Berdasarkan keterangan saksi, ledakan muncul secara tiba-tiba dari area dekat tempat wudhu laki-laki. Getaran yang ditimbulkan bahkan membuat jam dinding masjid berhenti tepat pada saat kejadian.

“Untuk kejadiannya tadi sekitar pukul setengah delapan. Jam itu mati karena ledakan, jadi berhenti itu, menunjukkan waktu yang akurat. Kejadiannya kira-kira saat rakaat ke-14,” ujar Takmir Masjid Raya Pesona, Muhammad Fadil.

Insiden tersebut sempat memicu kekhawatiran warga, mengingat suara ledakan cukup keras dan terjadi di tengah momentum ibadah Ramadan.

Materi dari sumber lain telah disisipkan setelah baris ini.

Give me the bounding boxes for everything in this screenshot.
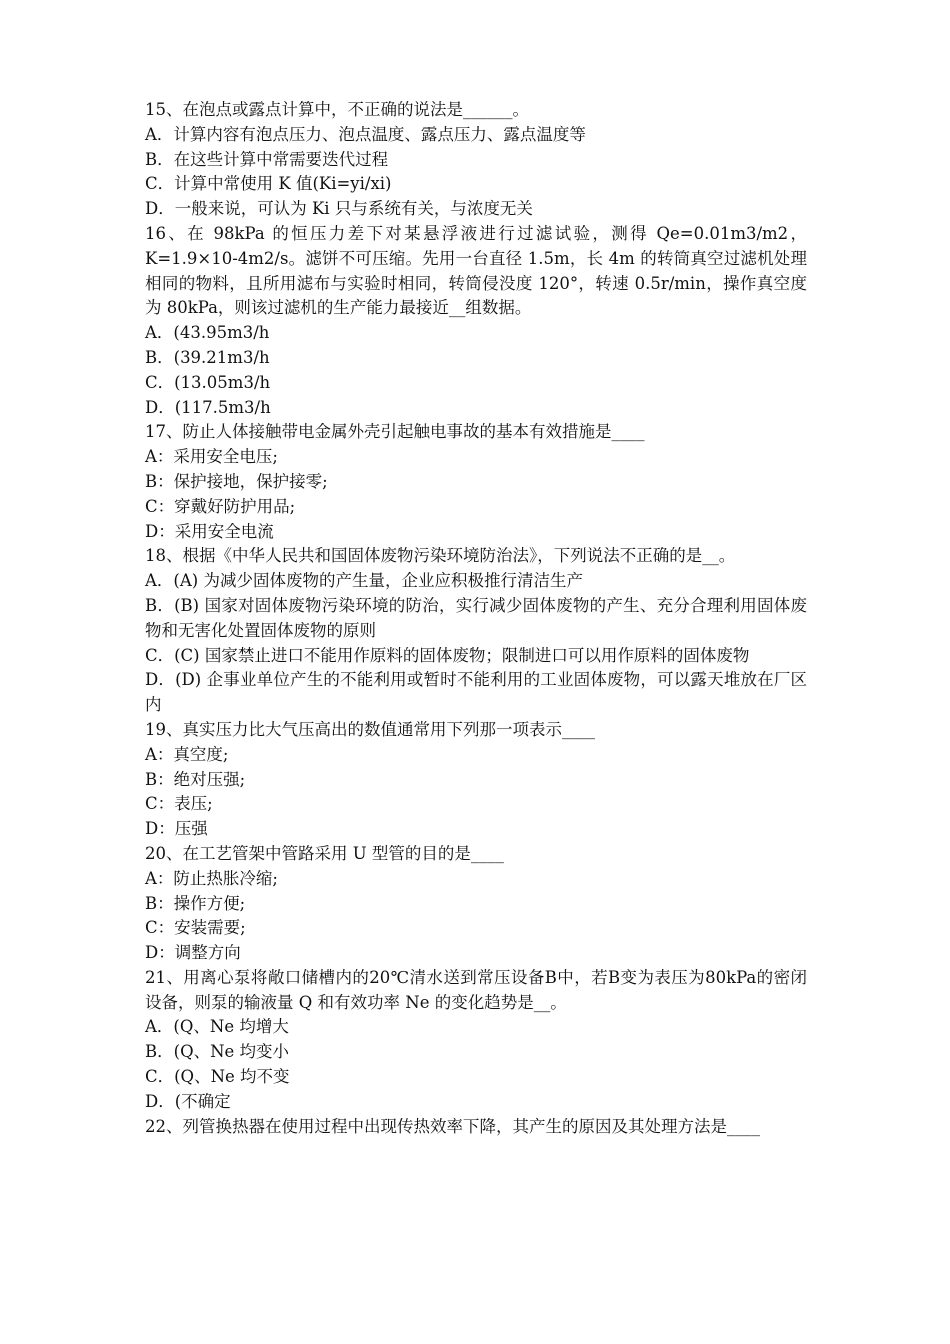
question-16 — [145, 222, 807, 420]
question-17 — [145, 420, 807, 544]
question-stem: 15、在泡点或露点计算中，不正确的说法是______。 — [145, 100, 529, 119]
option-c: C．(C) 国家禁止进口不能用作原料的固体废物；限制进口可以用作原料的固体废物 — [145, 645, 750, 665]
question-stem: 16、在 98kPa 的恒压力差下对某悬浮液进行过滤试验，测得 Qe=0.01m3/m2，K=1.9×10-4m2/s。滤饼不可压缩。先用一台直径 1.5m，长 4m 的转筒真空过滤机处理相同的物料，且所用滤布与实验时相同，转筒侵没度 120°，转速 0.5r/min，操作真空度为 80kPa，则该过滤机的生产能力最接近__组数据。 — [145, 223, 807, 318]
option-d: D：压强 — [145, 819, 208, 839]
option-b: B：保护接地，保护接零; — [145, 471, 328, 491]
question-22 — [145, 1115, 807, 1140]
option-d: D．一般来说，可认为 Ki 只与系统有关，与浓度无关 — [145, 199, 533, 219]
question-20 — [145, 842, 807, 966]
document-page — [145, 98, 807, 1139]
option-b: B．(Q、Ne 均变小 — [145, 1042, 290, 1062]
option-b: B：绝对压强; — [145, 769, 246, 789]
option-a: A：防止热胀冷缩; — [145, 868, 278, 888]
option-a: A：真空度; — [145, 744, 229, 764]
option-d: D：调整方向 — [145, 943, 241, 963]
question-stem: 20、在工艺管架中管路采用 U 型管的目的是____ — [145, 843, 504, 863]
option-c: C：安装需要; — [145, 918, 246, 938]
option-b: B．在这些计算中常需要迭代过程 — [145, 149, 389, 169]
option-a: A．(Q、Ne 均增大 — [145, 1017, 289, 1037]
option-d: D．(不确定 — [145, 1091, 231, 1111]
option-a: A．(43.95m3/h — [145, 323, 270, 343]
option-b: B：操作方便; — [145, 893, 246, 913]
option-d: D：采用安全电流 — [145, 521, 274, 541]
option-c: C．计算中常使用 K 值(Ki=yi/xi) — [145, 174, 392, 194]
question-stem: 22、列管换热器在使用过程中出现传热效率下降，其产生的原因及其处理方法是____ — [145, 1116, 760, 1136]
option-a: A．(A) 为减少固体废物的产生量，企业应积极推行清洁生产 — [145, 571, 583, 591]
question-stem: 17、防止人体接触带电金属外壳引起触电事故的基本有效措施是____ — [145, 422, 645, 442]
option-a: A．计算内容有泡点压力、泡点温度、露点压力、露点温度等 — [145, 124, 586, 144]
option-b: B．(B) 国家对固体废物污染环境的防治，实行减少固体废物的产生、充分合理利用固体废物和无害化处置固体废物的原则 — [145, 595, 807, 640]
question-stem: 18、根据《中华人民共和国固体废物污染环境防治法》，下列说法不正确的是__。 — [145, 546, 736, 566]
question-stem: 19、真实压力比大气压高出的数值通常用下列那一项表示____ — [145, 719, 595, 739]
option-d: D．(D) 企事业单位产生的不能利用或暂时不能利用的工业固体废物，可以露天堆放在厂区内 — [145, 670, 807, 715]
question-18 — [145, 544, 807, 718]
option-b: B．(39.21m3/h — [145, 347, 270, 367]
option-c: C：表压; — [145, 794, 213, 814]
option-d: D．(117.5m3/h — [145, 397, 271, 417]
option-c: C．(Q、Ne 均不变 — [145, 1067, 290, 1087]
option-c: C．(13.05m3/h — [145, 372, 271, 392]
question-19 — [145, 718, 807, 842]
question-15 — [145, 98, 807, 222]
option-c: C：穿戴好防护用品; — [145, 496, 296, 516]
question-21 — [145, 966, 807, 1115]
question-stem: 21、用离心泵将敞口储槽内的20℃清水送到常压设备B中，若B变为表压为80kPa的密闭设备，则泵的输液量 Q 和有效功率 Ne 的变化趋势是__。 — [145, 967, 807, 1012]
option-a: A：采用安全电压; — [145, 447, 278, 467]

Pihak kepolisian memastikan, ledakan tersebut bukan berasal dari bahan peledak. Hasil analisis sementara menunjukkan tidak ada indikasi penggunaan bom dalam peristiwa tersebut.

BACA: Perketat Pengawasan 19.100 Peserta UTBK SNBT, Unej Antisipasi Kecurangan

Sebaliknya, polisi menduga ledakan dipicu oleh reaksi zat kimia yang mengalami peningkatan suhu hingga menimbulkan ledakan. Temuan awal mengarah pada adanya bahan kimia di dalam lemari besi di sekitar lokasi kejadian.

“Dari hasil penyelidikan sementara, petugas menemukan zat kimia di dalam lemari besi yang diduga menjadi sumber ledakan, di antaranya Sodium Perchlorate (NaClO4) dan Poly (Bisphenol A-co-epichlorohydrin). Diduga, kedua senyawa tersebut mengalami peningkatan suhu hingga memicu reaksi yang berujung pada ledakan,” ujar Kapolres Jember, AKBP Bobby A Condroputra dalam pernyataan resminya, Kamis malam, 26 Maret 2026.

Meski begitu, Bobby menyebut penyelidikan masih terus dilakukan secara mendalam dengan melibatkan tim forensik untuk memastikan penyebab pasti secara ilmiah.